I was on the cusp of being a teenager in 2001 when news broke that Minnesota Vikings lineman Korey Stringer died of heatstroke during training camp. At the time, the news rattled me; I had recently begun to take sports seriously and the realization that a prominent NFL player wasn’t immortal caused a change in my worldview.
You have probably heard by now the tragic news that befell the late Jordan McNair of the Maryland football program. ESPN reported on the circumstances of McNair’s death and there is expected to be a report released by Dr. Rod Walters on September 15. ESPN has also reported on the allegedly toxic football culture under Maryland head coach DJ Durkin.
Because there’s still a detailed report to be released on the circumstances surrounding McNair’s death, rather than speculate on how it happened, we’ll instead focus this post on heatstroke. We’ll discuss what heatstroke exactly is and what should be done when presented with it.
The Collapsed Athlete
First, it should be clear that there can be many reasons that an athlete collapses. Heatstroke is only one of them. Other reasons include hyponatremia (low sodium), hypoglycemia (low blood sugar), cardiac arrest, epilepsy, and exercise-associated postural hypotension.
In an unconscious athlete, it is important to get a rectal temperature. A rectal temperature, as opposed to an oral or axillary temperature, is recommended by national guidelines, and studies have shown that there is greater accuracy in rectal temperature measuring true body core temperature as compared to other routes of temperature measurement.
As your body temperature rises, symptoms may manifest. These symptoms include nausea, headache, dizziness, confusion, and even coma. If an athlete shows changes in mental functioning (such as coma or seizures) and has a rectal temperature greater than 106 degrees Fahrenheit, then the diagnosis is heatstroke.
Management of Heatstroke
The single most important factor in the treatment of heatstroke is immediate cooling, even more so than sending the collapsed athlete to the emergency department. It is unclear from what we know about the McNair situation right now if prompt cooling was done; it has been reported that an hour lapsed before EMS was contacted, so what was done when McNair was reportedly collapsed (and/or seizing) is up to speculation as of now.
The quickest way to achieve this is immersing the athlete in an ice-water bath. It is generally acknowledged that it is critical to reduce the rectal temperature to 100 degrees Fahrenheit as quickly as possibly so as to preserve the best possible prognosis for the athlete. In an ice-water bath, this would take roughly 5-10 minutes.

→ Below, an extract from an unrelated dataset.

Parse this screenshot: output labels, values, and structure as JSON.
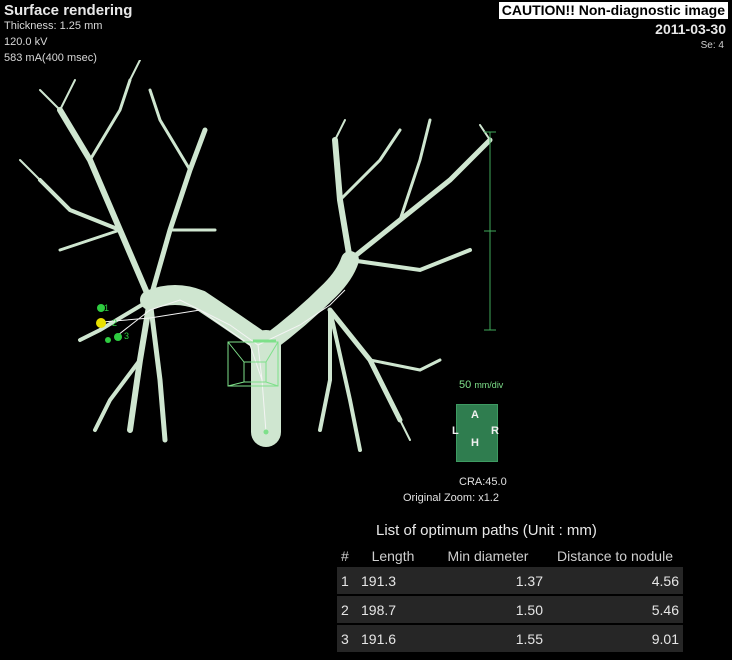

In fact, prompt cooling is so important that it is usual for athletes to be up and walking within 30-60 minutes if they had been cooled promptly (and did not have a pre-existing medical condition that may be a factor). Per the sports medicine book, Brukner and Khan’s Clinical Sports Medicine, mortality should actually be zero in a collapsed athlete with no previous health issues who was cooled in a timely fashion. Again, it is unclear what health issues McNair had. And yet, regardless of any predisposing conditions he had, the promptness of the staff to treat him has come into question. We’ll know more when the investigative report is released.

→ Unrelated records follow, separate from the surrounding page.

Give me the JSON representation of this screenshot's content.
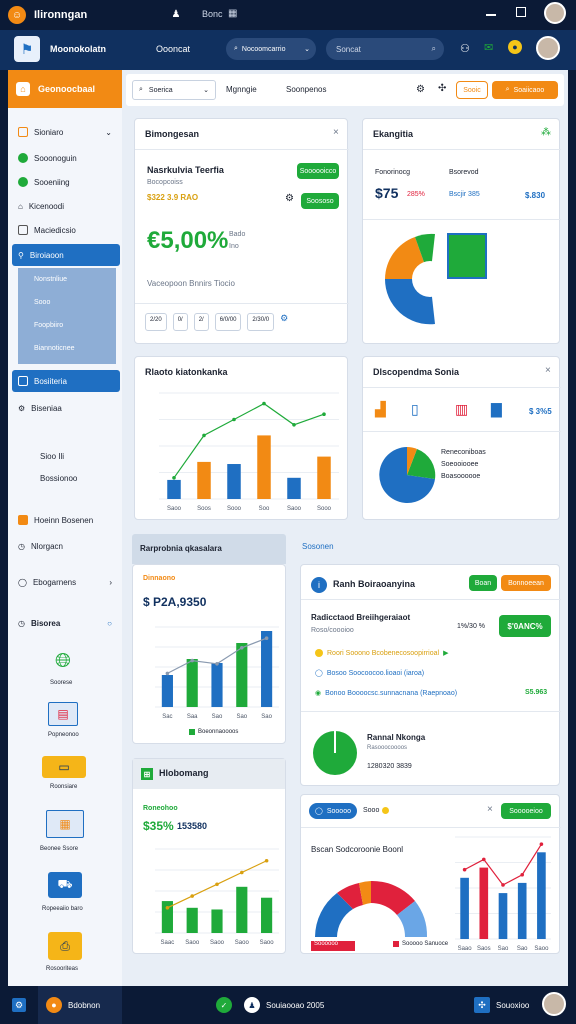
{
  "window": {
    "title": "Ilironngan",
    "tab": "Bonc"
  },
  "appbar": {
    "brand": "Moonokolatn",
    "center_label": "Oooncat",
    "dropdown_label": "Nocoomcarrio",
    "search_placeholder": "Soncat"
  },
  "toolbar": {
    "search_label": "Soerica",
    "link1": "Mgnngie",
    "link2": "Soonpenos",
    "action1": "Sooic",
    "action2": "Soaiicaoo"
  },
  "sidebar": {
    "header": "Geonoocbaal",
    "items": [
      "Sioniaro",
      "Sooonoguin",
      "Sooeniing",
      "Kicenoodi",
      "Maciedicsio"
    ],
    "active_group": "Biroiaoon",
    "sub_items": [
      "Nonstnliue",
      "Sooo",
      "Foopbiiro",
      "Biannoticnee"
    ],
    "active2": "Bosiiteria",
    "items2": [
      "Biseniaa"
    ],
    "mid_items": [
      "Sioo Ili",
      "Bossionoo"
    ],
    "items3": [
      "Hoeinn Bosenen",
      "Nlorgacn",
      "Ebogarnens",
      "Bisorea"
    ],
    "gallery": [
      "Soorese",
      "Popneonoo",
      "Roonsiare",
      "Beonee Ssore",
      "Ropeeaiio baro",
      "Rosooriteas"
    ]
  },
  "card1": {
    "title": "Bimongesan",
    "subtitle": "Nasrkulvia Teerfia",
    "sub2": "Bocopcoiss",
    "sub3": "$322 3.9 RAO",
    "btn1": "Soooooicco",
    "btn2": "Soososo",
    "big": "€5,00%",
    "big_note1": "Bado",
    "big_note2": "Ino",
    "footer": "Vaceopoon Bnnirs Tiocio",
    "pag": [
      "2/20",
      "0/",
      "2/",
      "6/0/00",
      "2/30/0"
    ]
  },
  "card2": {
    "title": "Ekangitia",
    "label1": "Fonorinocg",
    "label2": "Bsorevod",
    "value1": "$75",
    "value1b": "285%",
    "value2": "Bscjir 385",
    "value3": "$.830"
  },
  "card3": {
    "title": "Rlaoto kiatonkanka"
  },
  "card4": {
    "title": "Dlscopendma Sonia",
    "value": "$ 3%5",
    "legend1": "Reneconiboas",
    "legend2": "Soeooiooee",
    "legend3": "Boasoooooe"
  },
  "card5": {
    "tab": "Rarprobnia qkasalara",
    "label": "Dinnaono",
    "value": "$ P2A,9350",
    "legend": "Boeonnaoooos"
  },
  "card6": {
    "tab": "Sosonen",
    "title": "Ranh Boiraoanyina",
    "btn1": "Boan",
    "btn2": "Bonnoeean",
    "subtitle": "Radicctaod Breiihgeraiaot",
    "sub2": "Roso/coooioo",
    "pct": "1%/30 %",
    "badge": "$'0ANC%",
    "rows": [
      "Roori Sooono Bcobenecosoopirrioal",
      "Bosoo Soocoocoo.lioaoi (iaroa)",
      "Bonoo Boooocsc.sunnacnana (Raepnoao)"
    ],
    "row3_val": "S5.963",
    "ring_title": "Rannal Nkonga",
    "ring_sub": "Rasooocoooos",
    "ring_val": "1280320 3839"
  },
  "card7": {
    "tab": "Hlobomang",
    "label": "Roneohoo",
    "value": "$35%",
    "value2": "153580"
  },
  "card8": {
    "chip": "Sooooo",
    "chip2": "Sooo",
    "btn": "Sooooeioo",
    "title": "Bscan Sodcoroonie Boonl",
    "legend1": "Soooooo",
    "legend2": "Sooooo Sanuoce"
  },
  "bottom": {
    "app": "Bdobnon",
    "center": "Souiaooao 2005",
    "right": "Souoxioo"
  },
  "colors": {
    "accent": "#f28a14",
    "primary": "#1f6fc2",
    "success": "#1faa3a",
    "danger": "#e0213c",
    "appbar": "#10305f"
  },
  "chart_data": [
    {
      "type": "bar",
      "title": "Rlaoto kiatonkanka",
      "categories": [
        "Saoo",
        "Soos",
        "Sooo",
        "Soo",
        "Saoo",
        "Sooo"
      ],
      "values": [
        18,
        35,
        33,
        60,
        20,
        40
      ],
      "line": [
        20,
        60,
        75,
        90,
        70,
        80
      ],
      "ylim": [
        0,
        100
      ]
    },
    {
      "type": "bar",
      "title": "Rarprobnia qkasalara",
      "categories": [
        "Sac",
        "Saa",
        "Sao",
        "Sao",
        "Sao"
      ],
      "values": [
        40,
        60,
        55,
        80,
        95
      ],
      "ylim": [
        0,
        100
      ]
    },
    {
      "type": "bar",
      "title": "Hlobomang",
      "categories": [
        "Saac",
        "Saoo",
        "Saoo",
        "Saoo",
        "Saoo"
      ],
      "values": [
        38,
        30,
        28,
        55,
        42
      ],
      "ylim": [
        0,
        100
      ]
    },
    {
      "type": "bar",
      "title": "Bscan Sodcoroonie Boonl",
      "categories": [
        "Saao",
        "Saos",
        "Sao",
        "Sao",
        "Saoo"
      ],
      "values": [
        60,
        70,
        45,
        55,
        85
      ],
      "ylim": [
        0,
        100
      ]
    }
  ]
}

Intravenous fluids may be given and could help, but care must be taken not to overly hydrate the athlete given their compromised cardiac function.

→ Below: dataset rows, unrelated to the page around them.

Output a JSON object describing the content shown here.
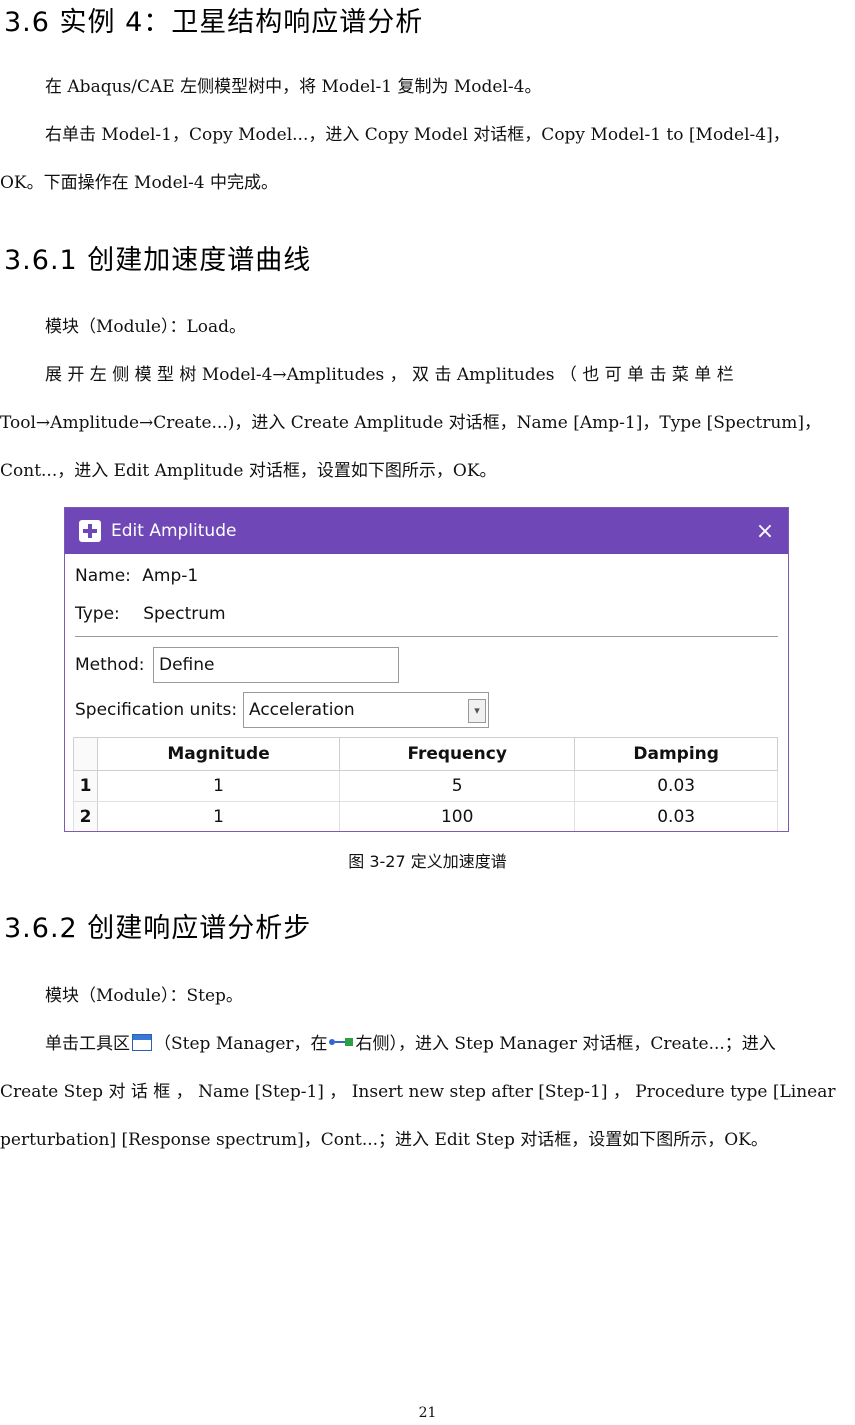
{
  "heading_main": "3.6  实例 4：卫星结构响应谱分析",
  "intro": {
    "p1": "在 Abaqus/CAE 左侧模型树中，将 Model-1 复制为 Model-4。",
    "p2a": "右单击 Model-1，Copy Model...，进入 Copy Model 对话框，Copy Model-1 to [Model-4]，",
    "p2b": "OK。下面操作在 Model-4 中完成。"
  },
  "section1": {
    "heading": "3.6.1  创建加速度谱曲线",
    "p1": "模块（Module）：Load。",
    "p2a": "展 开 左 侧 模 型 树  Model-4→Amplitudes ， 双 击  Amplitudes （ 也 可 单 击 菜 单 栏",
    "p2b": "Tool→Amplitude→Create...)，进入 Create Amplitude 对话框，Name [Amp-1]，Type [Spectrum]，",
    "p2c": "Cont...，进入 Edit Amplitude 对话框，设置如下图所示，OK。"
  },
  "dialog": {
    "title": "Edit Amplitude",
    "close_icon": "×",
    "name_label": "Name:",
    "name_value": "Amp-1",
    "type_label": "Type:",
    "type_value": "Spectrum",
    "method_label": "Method:",
    "method_value": "Define",
    "units_label": "Specification units:",
    "units_value": "Acceleration",
    "table": {
      "headers": [
        "Magnitude",
        "Frequency",
        "Damping"
      ],
      "rows": [
        {
          "index": "1",
          "cells": [
            "1",
            "5",
            "0.03"
          ]
        },
        {
          "index": "2",
          "cells": [
            "1",
            "100",
            "0.03"
          ]
        }
      ]
    }
  },
  "caption": "图 3-27   定义加速度谱",
  "section2": {
    "heading": "3.6.2  创建响应谱分析步",
    "p1": "模块（Module）：Step。",
    "p2a_before_icon": "单击工具区",
    "p2a_mid": "（Step Manager，在",
    "p2a_after": "右侧），进入 Step Manager 对话框，Create...；进入",
    "p2b": "Create Step 对 话 框 ， Name [Step-1] ， Insert new step after [Step-1] ， Procedure type [Linear",
    "p2c": "perturbation] [Response spectrum]，Cont...；进入 Edit Step 对话框，设置如下图所示，OK。"
  },
  "page_number": "21"
}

After the athlete has been cooled appropriately, hospital admission may be indicated for further observation to ensure the rectal temperature does not increase again or to monitor mental status. Of course, if the patient is still unconscious after cooling or is in shock (low blood pressure and a high heart rate), they would absolutely require hospital admission.
Heatstroke can damage multiple organs. Please see the table below.
|Cardiovascular||Myocardial infarction||Heart attack|
|Neurological||Stroke||Death of brain tissue|
|Muscle||Rhabdomyolysis||Muscle breakdown that can cause renal failure and heart problems|
As you can see, heatstroke can have devastating consequences. Since it’s not always clear whether the heatstroke was the direct cause of these issues in a collapsed athlete, larger systemic issues must be considered by the healthcare provider. For instance, someone may be more susceptible to heatstroke due to genetic issues. This may alter future plans when it comes to athletic participation.
It’s unclear exactly what happened in the interval between McNair showing symptoms and his ultimate death. We will await the September report for perhaps further clarification. Until then, like the news of Stringer’s death to a twelve-year-old me, it’s a sobering reminder that tragedies can happen even when you’re playing a game.
Thanks to Brukner and Khan’s Clinical Sports Medicine for information.